La Police nationale d’Haïti (Pnh) a dispersé, à coups de gaz lacrymogènes un début de mouvement de protestations étudiantes, pour exiger justice pour le professeur Monferrier Dorval, également bâtonnier de l’ordre des avocates et avocats de Port-au-Prince, assassiné de trois balles, dans la soirée du vendredi 28 août 2020, en sa résidence privée, à Pèlerin 5, dans la même zone où habite le président Jovenel Moïse, dans la commune de Pétionville (à l’est de la capitale, Port-au-Prince), a observé l’agence en ligne AlterPresse.

Munis d’une banderole, sur laquelle est imprimée Lavi tout moun konte (« Toutes les vies comptent »), les étudiantes et étudiants de la Faculté de droit et des sciences économiques (Fdse) de l’Université d’État d’Haïti (Ueh) commençaient à se mobiliser, aux environs de 11:00 am (15:00 gmt), à la rue Oswald Durand.

Des agents de la Pnh ont fait usage de gaz lacrymogènes, pour disperser la foule de protestataires, qui ont répliqué avec des jets de pierres.

Un journaliste, correspondant de la station de radio « Liaison internationale des Haïtiens » (Lih) au Canada, a été blessé par un projectile de gaz lacrymogène.

Un étudiant aurait reçu un projectile de gaz lacrymogène dans le dos, apprend-on.

Mais, un véhicule a été incendié, près de la Faculté de médecine et de pharmacie (Fmp) de l’Ueh.

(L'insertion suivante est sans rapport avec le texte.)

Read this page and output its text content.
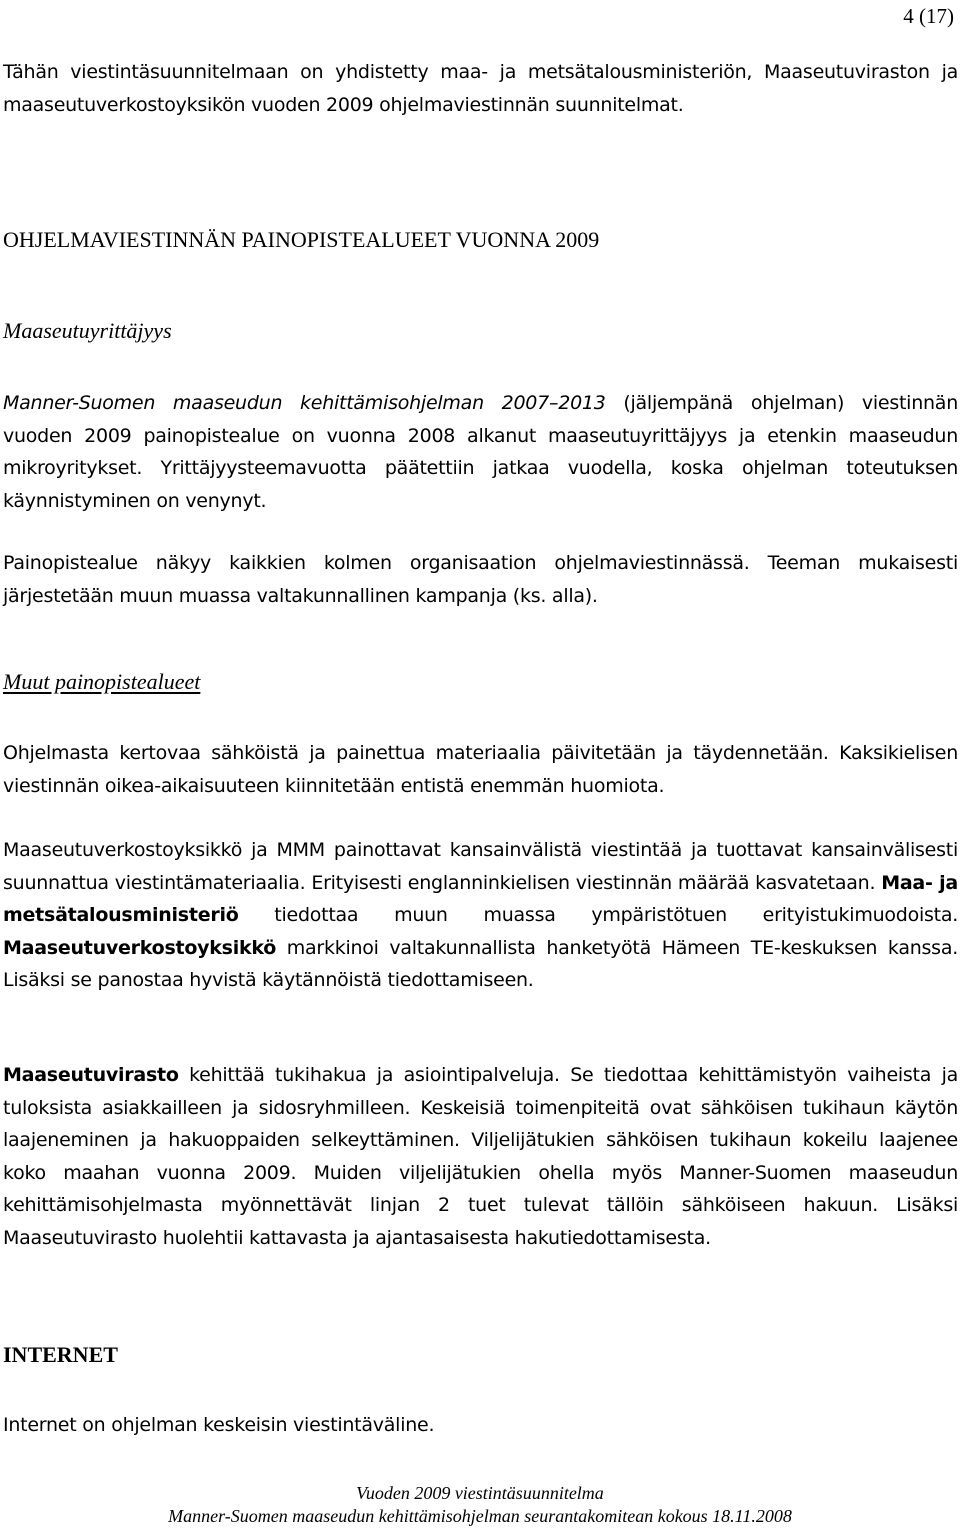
4 (17)

Tähän viestintäsuunnitelmaan on yhdistetty maa- ja metsätalousministeriön, Maaseutuviraston ja maaseutuverkostoyksikön vuoden 2009 ohjelmaviestinnän suunnitelmat.

OHJELMAVIESTINNÄN PAINOPISTEALUEET VUONNA 2009
Maaseutuyrittäjyys

Manner-Suomen maaseudun kehittämisohjelman 2007–2013 (jäljempänä ohjelman) viestinnän vuoden 2009 painopistealue on vuonna 2008 alkanut maaseutuyrittäjyys ja etenkin maaseudun mikroyritykset. Yrittäjyysteemavuotta päätettiin jatkaa vuodella, koska ohjelman toteutuksen käynnistyminen on venynyt.

Painopistealue näkyy kaikkien kolmen organisaation ohjelmaviestinnässä. Teeman mukaisesti järjestetään muun muassa valtakunnallinen kampanja (ks. alla).

Muut painopistealueet

Ohjelmasta kertovaa sähköistä ja painettua materiaalia päivitetään ja täydennetään. Kaksikielisen viestinnän oikea-aikaisuuteen kiinnitetään entistä enemmän huomiota.

Maaseutuverkostoyksikkö ja MMM painottavat kansainvälistä viestintää ja tuottavat kansainvälisesti suunnattua viestintämateriaalia. Erityisesti englanninkielisen viestinnän määrää kasvatetaan. Maa- ja metsätalousministeriö tiedottaa muun muassa ympäristötuen erityistukimuodoista. Maaseutuverkostoyksikkö markkinoi valtakunnallista hanketyötä Hämeen TE-keskuksen kanssa. Lisäksi se panostaa hyvistä käytännöistä tiedottamiseen.

Maaseutuvirasto kehittää tukihakua ja asiointipalveluja. Se tiedottaa kehittämistyön vaiheista ja tuloksista asiakkailleen ja sidosryhmilleen. Keskeisiä toimenpiteitä ovat sähköisen tukihaun käytön laajeneminen ja hakuoppaiden selkeyttäminen. Viljelijätukien sähköisen tukihaun kokeilu laajenee koko maahan vuonna 2009. Muiden viljelijätukien ohella myös Manner-Suomen maaseudun kehittämisohjelmasta myönnettävät linjan 2 tuet tulevat tällöin sähköiseen hakuun. Lisäksi Maaseutuvirasto huolehtii kattavasta ja ajantasaisesta hakutiedottamisesta.

INTERNET

Internet on ohjelman keskeisin viestintäväline.

Vuoden 2009 viestintäsuunnitelma
Manner-Suomen maaseudun kehittämisohjelman seurantakomitean kokous 18.11.2008
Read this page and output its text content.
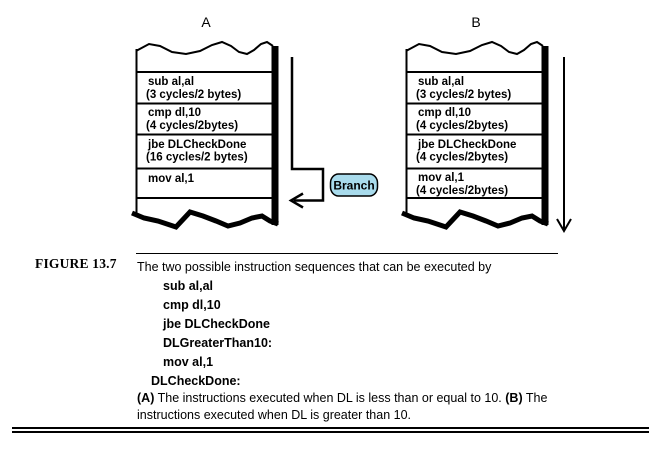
A	B
sub al,al
(3 cycles/2 bytes)
cmp dl,10
(4 cycles/2bytes)
jbe DLCheckDone
(16 cycles/2 bytes)
mov al,1	Branch
sub al,al
(3 cycles/2 bytes)
cmp dl,10
(4 cycles/2bytes)
jbe DLCheckDone
(4 cycles/2bytes)
mov al,1
(4 cycles/2bytes)
FIGURE 13.7 The two possible instruction sequences that can be executed by
sub al,al
cmp dl,10
jbe DLCheckDone
DLGreaterThan10:
mov al,1
DLCheckDone:
(A) The instructions executed when DL is less than or equal to 10. (B) The
instructions executed when DL is greater than 10.
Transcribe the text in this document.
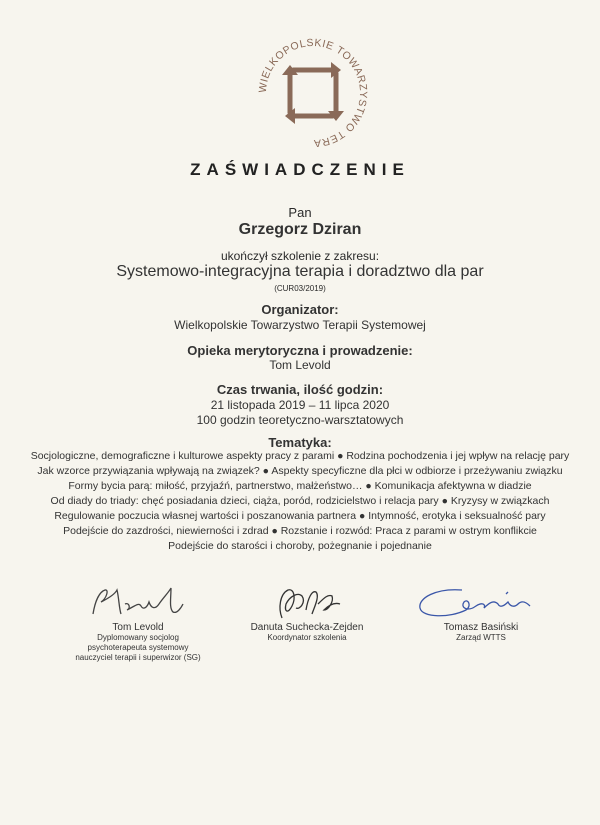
WIELKOPOLSKIE TOWARZYSTWO TERA
ZAŚWIADCZENIE
Pan
Grzegorz Dziran
ukończył szkolenie z zakresu:
Systemowo-integracyjna terapia i doradztwo dla par
(CUR03/2019)
Organizator:
Wielkopolskie Towarzystwo Terapii Systemowej
Opieka merytoryczna i prowadzenie:
Tom Levold
Czas trwania, ilość godzin:
21 listopada 2019 – 11 lipca 2020
100 godzin teoretyczno-warsztatowych
Tematyka:
Socjologiczne, demograficzne i kulturowe aspekty pracy z parami ● Rodzina pochodzenia i jej wpływ na relację pary
Jak wzorce przywiązania wpływają na związek? ● Aspekty specyficzne dla płci w odbiorze i przeżywaniu związku
Formy bycia parą: miłość, przyjaźń, partnerstwo, małżeństwo… ● Komunikacja afektywna w diadzie
Od diady do triady: chęć posiadania dzieci, ciąża, poród, rodzicielstwo i relacja pary ● Kryzysy w związkach
Regulowanie poczucia własnej wartości i poszanowania partnera ● Intymność, erotyka i seksualność pary
Podejście do zazdrości, niewierności i zdrad ● Rozstanie i rozwód: Praca z parami w ostrym konflikcie
Podejście do starości i choroby, pożegnanie i pojednanie
Tom Levold
Dyplomowany socjolog
psychoterapeuta systemowy
nauczyciel terapii i superwizor (SG)
Danuta Suchecka-Zejden
Koordynator szkolenia
Tomasz Basiński
Zarząd WTTS
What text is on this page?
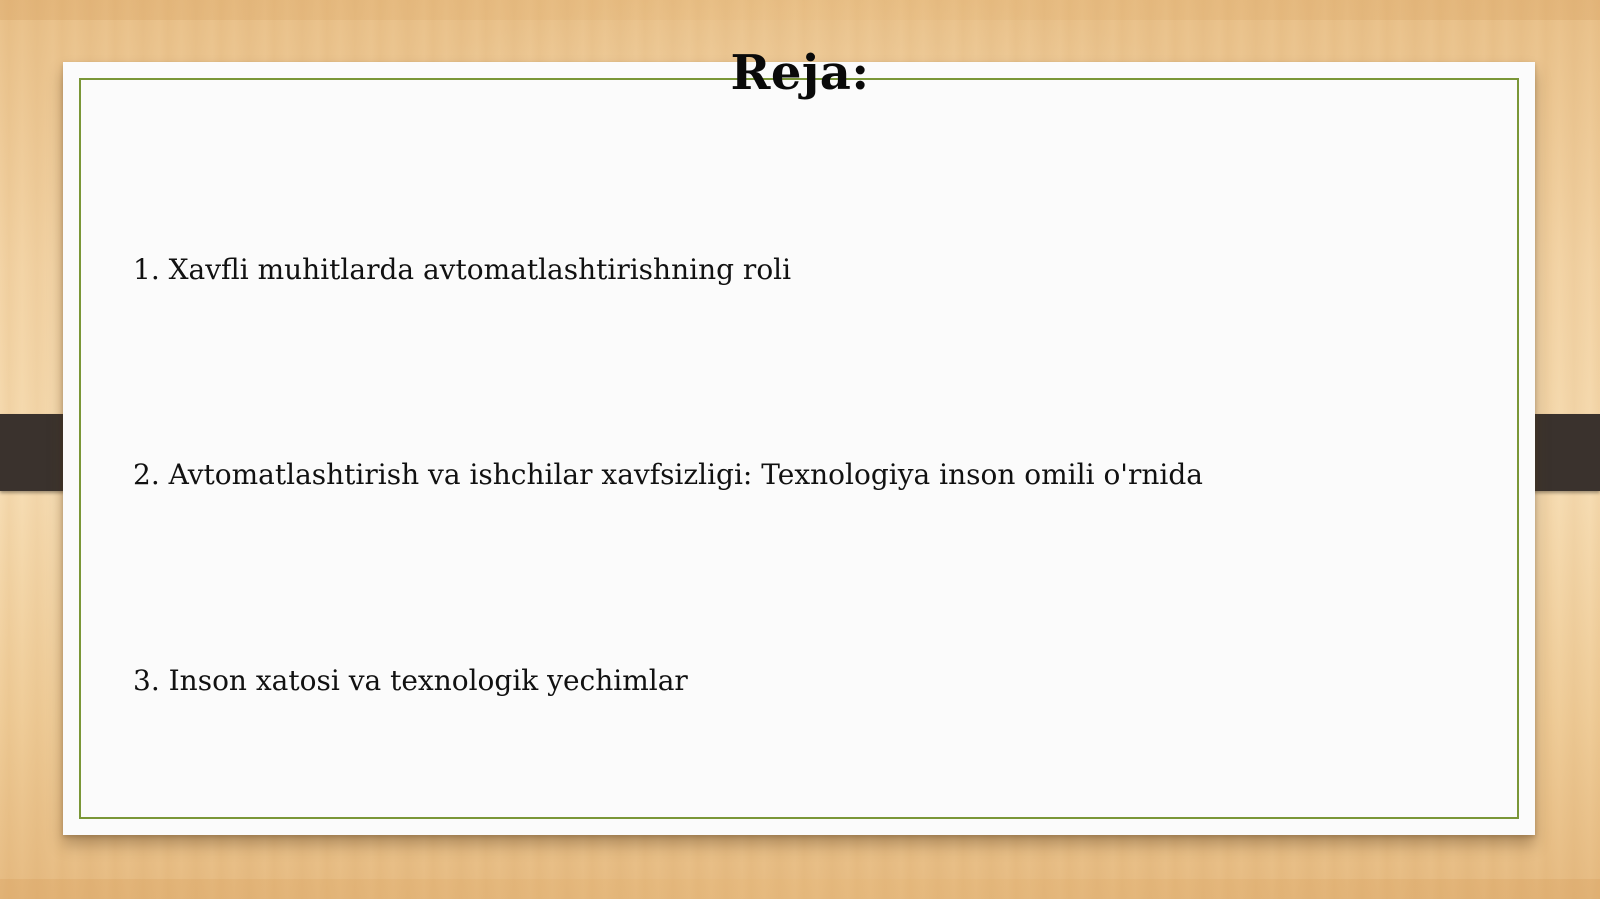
Reja:
1. Xavfli muhitlarda avtomatlashtirishning roli
2. Avtomatlashtirish va ishchilar xavfsizligi: Texnologiya inson omili o'rnida
3. Inson xatosi va texnologik yechimlar
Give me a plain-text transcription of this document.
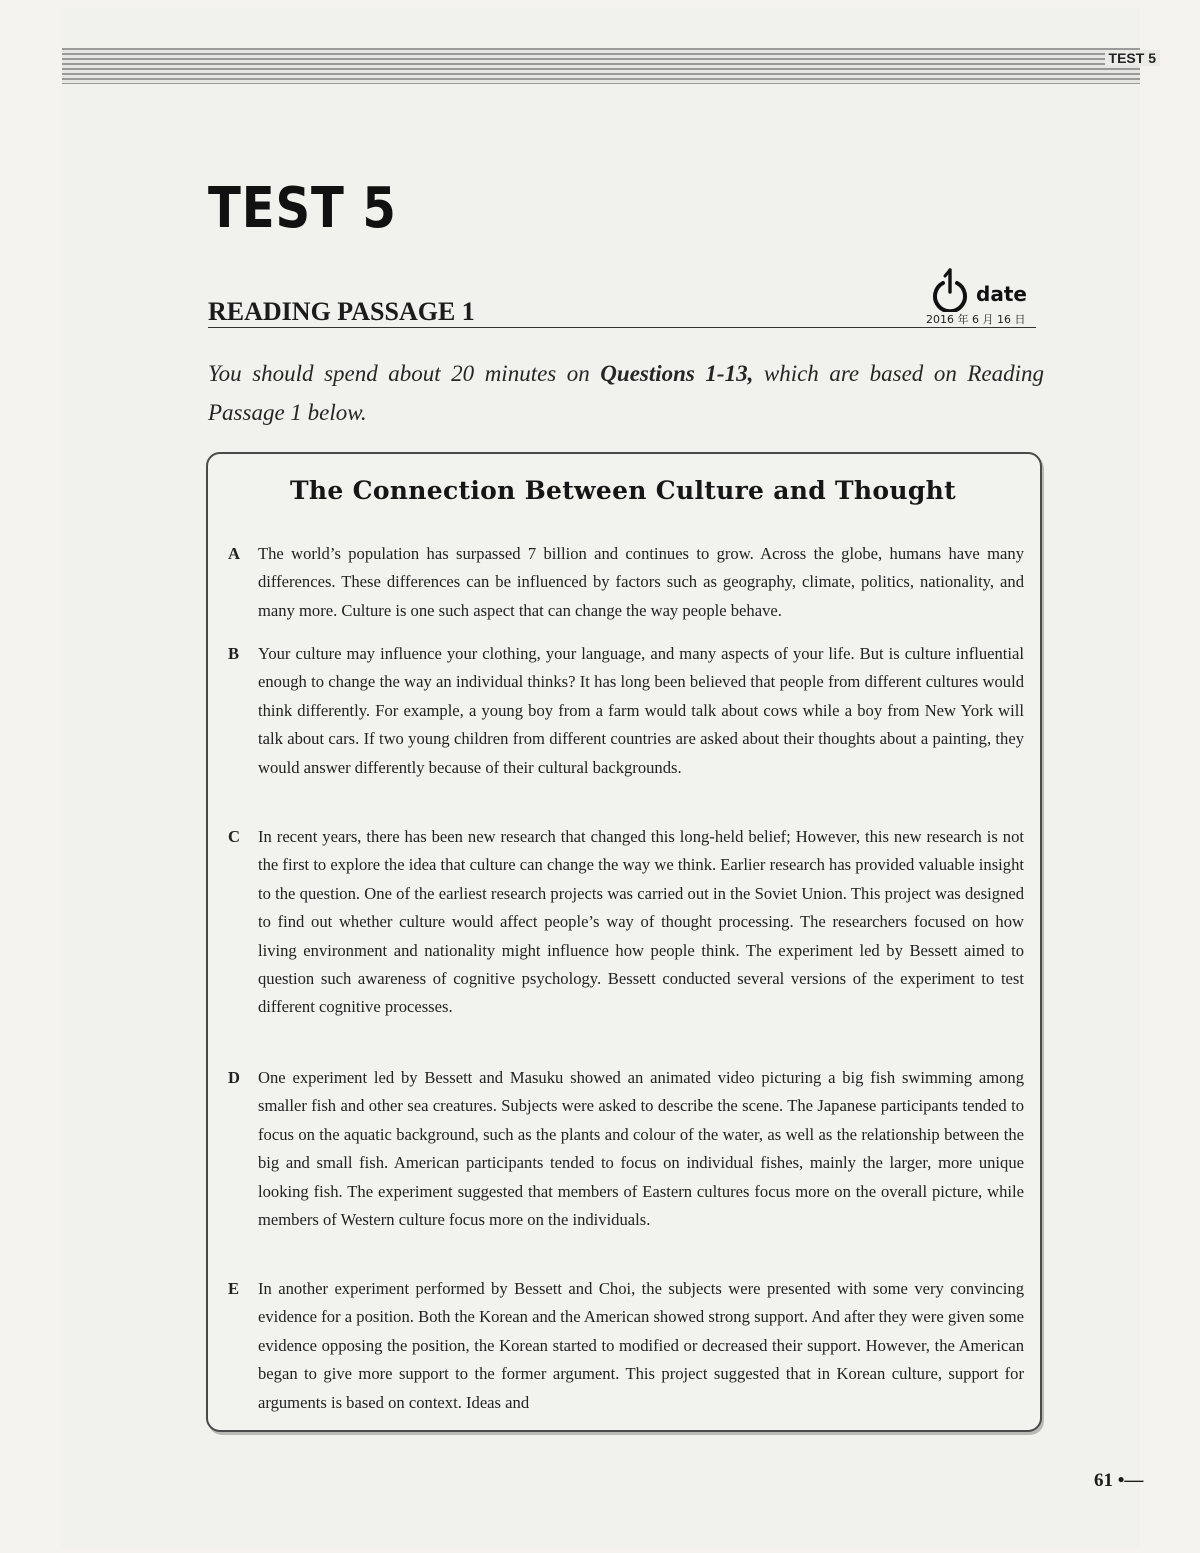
TEST 5
TEST 5
READING PASSAGE 1
date
2016 年 6 月 16 日
You should spend about 20 minutes on Questions 1-13, which are based on Reading Passage 1 below.
The Connection Between Culture and Thought
A The world’s population has surpassed 7 billion and continues to grow. Across the globe, humans have many differences. These differences can be influenced by factors such as geography, climate, politics, nationality, and many more. Culture is one such aspect that can change the way people behave.
B Your culture may influence your clothing, your language, and many aspects of your life. But is culture influential enough to change the way an individual thinks? It has long been believed that people from different cultures would think differently. For example, a young boy from a farm would talk about cows while a boy from New York will talk about cars. If two young children from different countries are asked about their thoughts about a painting, they would answer differently because of their cultural backgrounds.
C In recent years, there has been new research that changed this long-held belief; However, this new research is not the first to explore the idea that culture can change the way we think. Earlier research has provided valuable insight to the question. One of the earliest research projects was carried out in the Soviet Union. This project was designed to find out whether culture would affect people’s way of thought processing. The researchers focused on how living environment and nationality might influence how people think. The experiment led by Bessett aimed to question such awareness of cognitive psychology. Bessett conducted several versions of the experiment to test different cognitive processes.
D One experiment led by Bessett and Masuku showed an animated video picturing a big fish swimming among smaller fish and other sea creatures. Subjects were asked to describe the scene. The Japanese participants tended to focus on the aquatic background, such as the plants and colour of the water, as well as the relationship between the big and small fish. American participants tended to focus on individual fishes, mainly the larger, more unique looking fish. The experiment suggested that members of Eastern cultures focus more on the overall picture, while members of Western culture focus more on the individuals.
E In another experiment performed by Bessett and Choi, the subjects were presented with some very convincing evidence for a position. Both the Korean and the American showed strong support. And after they were given some evidence opposing the position, the Korean started to modified or decreased their support. However, the American began to give more support to the former argument. This project suggested that in Korean culture, support for arguments is based on context. Ideas and
61 •—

Présent lors de ce mouvement de protestations étudiantes, le coordonnateur de l’Union nationale des normaliennes et normaliens haïtiens (Unnoh), Josué Mérilien, considère les actes de violences policières, exercées sur les étudiantes et étudiants de l’Ueh, comme une réaction de panique du régime politique tèt kale au pouvoir.

« Ils ont engagé des assassins pour tuer des gens, parce qu’ils ont paniqué face à la mobilisation générale du peuple. Le pouvoir a envoyé des policiers, accompagnés de bandits, pour tirer en l’air et lancer des gaz lacrymogènes sur les étudiantes et étudiants protestataires ».

Le vendredi 11 septembre 2020, est prévue une autre manifestation, qui sera suivie d’une journée de protestations à travers le pays, le lundi 14 septembre 2020, pour exiger une seule éducation pour toutes et pour tous, annonce le syndicaliste.

Des centaines d’élèves, issus de plusieurs lycées de la capitale ont manifesté, le mercredi 9 septembre 2020, dans les rues de Port-au-Prince, pour exiger la présence des professeurs dans les salles de classes et une éducation de qualité. A l’occasion, ces lycéens ont saccagé le local et cassé des matériels scolaires au Collège Canado haïtien, à Port-au-Prince.